Ter zitting van de beroepscommissie van 13 januari 2017, gehouden in de penitentiaire inrichting Vught, zijn gehoord klager en [...], plaatsvervangend vestigingsdirecteur van voormelde inrichting.

Bij tussenbeslissing van 20 februari 2017, die in afschrift aan deze uitspraak is gehecht, heeft de beroepscommissie de behandeling van het beroep voor onbepaalde tijd aangehouden in afwachting van beantwoording van aan het NFI gestelde vragen. Op 18
mei 2017 is van het NFI een rapportage ontvangen. Klager en de directeur zijn in de gelegenheid gesteld op de rapportage te reageren, van welke gelegenheid alleen klager gebruik heeft gemaakt.

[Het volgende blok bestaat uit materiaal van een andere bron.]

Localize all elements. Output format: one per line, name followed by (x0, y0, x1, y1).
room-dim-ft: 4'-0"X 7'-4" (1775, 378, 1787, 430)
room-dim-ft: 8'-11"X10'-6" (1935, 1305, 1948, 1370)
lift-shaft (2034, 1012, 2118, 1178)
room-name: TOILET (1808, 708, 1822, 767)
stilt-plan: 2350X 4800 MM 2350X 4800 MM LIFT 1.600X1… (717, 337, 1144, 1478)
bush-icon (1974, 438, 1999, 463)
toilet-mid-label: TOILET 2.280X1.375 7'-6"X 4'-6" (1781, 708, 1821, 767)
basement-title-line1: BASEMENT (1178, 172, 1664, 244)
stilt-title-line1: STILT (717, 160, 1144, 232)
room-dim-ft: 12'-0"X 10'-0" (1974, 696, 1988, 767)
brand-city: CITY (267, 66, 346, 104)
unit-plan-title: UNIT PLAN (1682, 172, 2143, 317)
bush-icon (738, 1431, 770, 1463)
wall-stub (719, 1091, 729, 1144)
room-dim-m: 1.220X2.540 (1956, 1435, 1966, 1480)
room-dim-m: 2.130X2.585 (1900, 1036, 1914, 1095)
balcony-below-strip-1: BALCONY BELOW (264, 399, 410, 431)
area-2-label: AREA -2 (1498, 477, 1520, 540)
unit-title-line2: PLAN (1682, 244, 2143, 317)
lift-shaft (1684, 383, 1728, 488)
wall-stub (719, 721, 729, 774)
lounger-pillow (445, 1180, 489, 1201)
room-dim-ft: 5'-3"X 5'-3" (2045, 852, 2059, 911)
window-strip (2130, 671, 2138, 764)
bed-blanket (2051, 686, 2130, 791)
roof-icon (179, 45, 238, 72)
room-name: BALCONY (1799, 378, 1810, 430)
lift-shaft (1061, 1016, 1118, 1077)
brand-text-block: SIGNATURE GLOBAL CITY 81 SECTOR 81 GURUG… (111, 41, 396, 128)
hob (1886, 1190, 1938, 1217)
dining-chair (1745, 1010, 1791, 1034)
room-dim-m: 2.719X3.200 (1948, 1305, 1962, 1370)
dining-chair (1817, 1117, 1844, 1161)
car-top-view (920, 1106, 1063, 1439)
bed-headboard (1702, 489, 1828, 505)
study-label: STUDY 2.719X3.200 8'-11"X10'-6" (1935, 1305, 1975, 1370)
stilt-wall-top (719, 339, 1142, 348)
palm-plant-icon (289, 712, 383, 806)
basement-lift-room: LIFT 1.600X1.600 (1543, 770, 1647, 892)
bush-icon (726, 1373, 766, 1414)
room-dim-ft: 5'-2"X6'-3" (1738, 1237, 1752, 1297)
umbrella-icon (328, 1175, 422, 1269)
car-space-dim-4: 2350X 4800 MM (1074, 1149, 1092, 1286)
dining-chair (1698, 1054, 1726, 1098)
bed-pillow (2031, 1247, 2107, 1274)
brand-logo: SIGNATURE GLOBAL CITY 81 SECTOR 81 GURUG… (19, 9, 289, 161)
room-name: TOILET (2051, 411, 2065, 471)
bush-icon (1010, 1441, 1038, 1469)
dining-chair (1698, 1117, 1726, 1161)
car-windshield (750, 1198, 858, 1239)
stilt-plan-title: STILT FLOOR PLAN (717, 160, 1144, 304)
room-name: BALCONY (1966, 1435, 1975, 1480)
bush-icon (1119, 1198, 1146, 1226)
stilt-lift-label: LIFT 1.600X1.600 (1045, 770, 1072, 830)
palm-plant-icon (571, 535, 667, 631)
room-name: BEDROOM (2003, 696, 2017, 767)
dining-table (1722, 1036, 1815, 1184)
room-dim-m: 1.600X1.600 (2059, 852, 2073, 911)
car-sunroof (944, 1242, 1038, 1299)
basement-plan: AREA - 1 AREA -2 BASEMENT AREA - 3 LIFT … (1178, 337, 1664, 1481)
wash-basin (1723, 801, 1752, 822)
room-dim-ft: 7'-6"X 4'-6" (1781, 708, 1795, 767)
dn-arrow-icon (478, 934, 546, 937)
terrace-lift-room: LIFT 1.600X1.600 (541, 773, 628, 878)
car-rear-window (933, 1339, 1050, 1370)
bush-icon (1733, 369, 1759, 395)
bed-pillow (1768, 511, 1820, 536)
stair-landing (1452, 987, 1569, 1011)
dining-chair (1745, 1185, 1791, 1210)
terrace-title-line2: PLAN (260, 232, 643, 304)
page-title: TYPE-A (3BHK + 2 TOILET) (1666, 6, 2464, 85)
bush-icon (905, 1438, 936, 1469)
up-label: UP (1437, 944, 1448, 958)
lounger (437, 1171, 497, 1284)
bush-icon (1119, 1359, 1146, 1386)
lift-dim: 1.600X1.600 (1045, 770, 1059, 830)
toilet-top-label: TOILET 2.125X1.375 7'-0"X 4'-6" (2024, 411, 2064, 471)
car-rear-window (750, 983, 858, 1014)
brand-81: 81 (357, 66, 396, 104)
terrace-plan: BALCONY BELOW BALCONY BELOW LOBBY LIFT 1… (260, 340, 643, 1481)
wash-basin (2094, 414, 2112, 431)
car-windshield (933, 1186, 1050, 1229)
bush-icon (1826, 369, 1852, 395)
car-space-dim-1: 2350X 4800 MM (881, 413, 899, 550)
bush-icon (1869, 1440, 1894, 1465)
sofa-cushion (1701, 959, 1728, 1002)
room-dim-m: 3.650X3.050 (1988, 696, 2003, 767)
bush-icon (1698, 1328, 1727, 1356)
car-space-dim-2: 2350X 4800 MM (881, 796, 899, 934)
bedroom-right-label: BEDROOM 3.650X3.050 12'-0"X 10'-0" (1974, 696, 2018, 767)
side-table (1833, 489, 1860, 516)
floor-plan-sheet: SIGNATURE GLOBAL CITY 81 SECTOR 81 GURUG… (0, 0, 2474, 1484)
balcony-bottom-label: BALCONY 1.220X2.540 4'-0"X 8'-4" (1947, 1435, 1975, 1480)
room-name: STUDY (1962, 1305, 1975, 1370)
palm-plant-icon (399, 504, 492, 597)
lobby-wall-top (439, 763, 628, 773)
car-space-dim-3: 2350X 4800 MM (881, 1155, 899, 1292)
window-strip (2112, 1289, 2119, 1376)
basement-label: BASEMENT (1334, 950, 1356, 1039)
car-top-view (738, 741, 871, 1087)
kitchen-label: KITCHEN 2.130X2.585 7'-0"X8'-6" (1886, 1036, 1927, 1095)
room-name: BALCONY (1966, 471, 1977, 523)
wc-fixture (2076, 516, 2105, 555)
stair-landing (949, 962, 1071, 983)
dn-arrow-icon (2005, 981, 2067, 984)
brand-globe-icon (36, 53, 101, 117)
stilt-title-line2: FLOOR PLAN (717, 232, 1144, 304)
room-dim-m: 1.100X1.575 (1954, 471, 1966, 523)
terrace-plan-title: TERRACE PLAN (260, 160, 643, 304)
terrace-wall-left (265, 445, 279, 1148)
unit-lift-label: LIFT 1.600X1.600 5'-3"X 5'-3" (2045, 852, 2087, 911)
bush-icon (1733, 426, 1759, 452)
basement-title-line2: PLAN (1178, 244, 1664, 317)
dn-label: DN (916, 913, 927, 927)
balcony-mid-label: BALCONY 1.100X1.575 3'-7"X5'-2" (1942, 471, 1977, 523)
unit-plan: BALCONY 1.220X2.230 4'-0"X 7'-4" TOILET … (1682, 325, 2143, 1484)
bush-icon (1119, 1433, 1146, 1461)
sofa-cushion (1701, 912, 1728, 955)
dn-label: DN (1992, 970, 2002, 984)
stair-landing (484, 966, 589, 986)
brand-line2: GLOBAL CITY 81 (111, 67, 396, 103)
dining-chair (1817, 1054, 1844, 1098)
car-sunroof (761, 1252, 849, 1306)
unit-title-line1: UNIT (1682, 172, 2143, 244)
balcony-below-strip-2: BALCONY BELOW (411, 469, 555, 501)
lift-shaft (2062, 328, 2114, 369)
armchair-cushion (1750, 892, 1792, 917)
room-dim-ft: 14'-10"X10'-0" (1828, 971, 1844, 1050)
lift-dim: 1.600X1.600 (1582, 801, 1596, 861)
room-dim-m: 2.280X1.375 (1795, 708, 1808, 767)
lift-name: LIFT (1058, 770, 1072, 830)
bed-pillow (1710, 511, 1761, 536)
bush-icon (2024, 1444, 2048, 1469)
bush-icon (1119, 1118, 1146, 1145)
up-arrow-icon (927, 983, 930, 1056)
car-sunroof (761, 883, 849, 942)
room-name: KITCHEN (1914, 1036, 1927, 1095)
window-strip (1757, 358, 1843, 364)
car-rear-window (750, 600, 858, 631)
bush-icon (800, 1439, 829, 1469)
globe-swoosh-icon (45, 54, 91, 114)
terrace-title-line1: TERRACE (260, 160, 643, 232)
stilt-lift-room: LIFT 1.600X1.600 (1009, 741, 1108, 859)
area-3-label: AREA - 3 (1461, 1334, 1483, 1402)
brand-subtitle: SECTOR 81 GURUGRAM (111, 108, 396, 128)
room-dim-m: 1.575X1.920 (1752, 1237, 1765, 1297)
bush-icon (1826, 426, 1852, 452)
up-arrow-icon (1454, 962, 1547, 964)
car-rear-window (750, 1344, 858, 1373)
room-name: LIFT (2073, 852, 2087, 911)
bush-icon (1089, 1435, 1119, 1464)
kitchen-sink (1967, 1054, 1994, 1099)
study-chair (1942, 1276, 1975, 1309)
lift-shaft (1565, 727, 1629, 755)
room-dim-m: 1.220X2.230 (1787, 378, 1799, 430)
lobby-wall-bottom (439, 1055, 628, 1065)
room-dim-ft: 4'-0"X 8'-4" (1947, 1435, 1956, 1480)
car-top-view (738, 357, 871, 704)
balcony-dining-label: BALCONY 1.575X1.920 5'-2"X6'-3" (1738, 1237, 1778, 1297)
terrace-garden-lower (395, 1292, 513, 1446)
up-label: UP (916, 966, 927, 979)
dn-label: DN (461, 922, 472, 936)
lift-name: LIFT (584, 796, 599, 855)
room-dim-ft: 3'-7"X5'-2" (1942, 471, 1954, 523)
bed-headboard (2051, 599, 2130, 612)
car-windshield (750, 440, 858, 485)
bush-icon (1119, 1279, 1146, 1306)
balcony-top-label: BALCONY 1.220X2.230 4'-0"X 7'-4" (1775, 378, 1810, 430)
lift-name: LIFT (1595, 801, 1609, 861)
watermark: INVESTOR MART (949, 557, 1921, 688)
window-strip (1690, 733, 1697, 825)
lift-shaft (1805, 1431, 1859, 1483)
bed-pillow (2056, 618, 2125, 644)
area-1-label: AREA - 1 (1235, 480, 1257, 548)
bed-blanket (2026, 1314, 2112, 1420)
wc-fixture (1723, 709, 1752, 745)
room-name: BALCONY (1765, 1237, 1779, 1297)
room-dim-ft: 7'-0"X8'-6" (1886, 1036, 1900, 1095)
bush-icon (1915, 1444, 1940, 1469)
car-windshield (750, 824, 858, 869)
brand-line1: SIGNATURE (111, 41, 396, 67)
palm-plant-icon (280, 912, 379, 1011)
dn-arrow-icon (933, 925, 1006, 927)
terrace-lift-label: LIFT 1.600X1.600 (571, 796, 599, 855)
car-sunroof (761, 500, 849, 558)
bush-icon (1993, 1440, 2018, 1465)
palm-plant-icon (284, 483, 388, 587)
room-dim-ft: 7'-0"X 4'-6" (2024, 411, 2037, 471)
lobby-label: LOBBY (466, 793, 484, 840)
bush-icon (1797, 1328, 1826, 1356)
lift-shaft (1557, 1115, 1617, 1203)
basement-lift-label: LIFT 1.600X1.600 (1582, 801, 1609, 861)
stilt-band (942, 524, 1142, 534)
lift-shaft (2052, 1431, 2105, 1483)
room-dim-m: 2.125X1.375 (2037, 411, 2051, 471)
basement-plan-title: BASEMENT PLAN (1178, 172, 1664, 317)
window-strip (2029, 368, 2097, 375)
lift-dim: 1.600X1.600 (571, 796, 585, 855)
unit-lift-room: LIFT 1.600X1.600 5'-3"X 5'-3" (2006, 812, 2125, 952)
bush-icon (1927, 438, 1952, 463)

Een kopie van klagers reactie is aan de directeur
verzonden.

Op grond van haar onderzoek overweegt en beslist de beroepscommissie als volgt:

1. De inhoud van het beklag en de uitspraak van de beklagrechter
Het beklag betreft de weigering klager een Common Interface Plus modulekaart (hierna te noemen: CI+-kaart) te laten invoeren.

De beklagrechter heeft het beklag ongegrond verklaard op de gronden als in de aangehechte uitspraak weergegeven.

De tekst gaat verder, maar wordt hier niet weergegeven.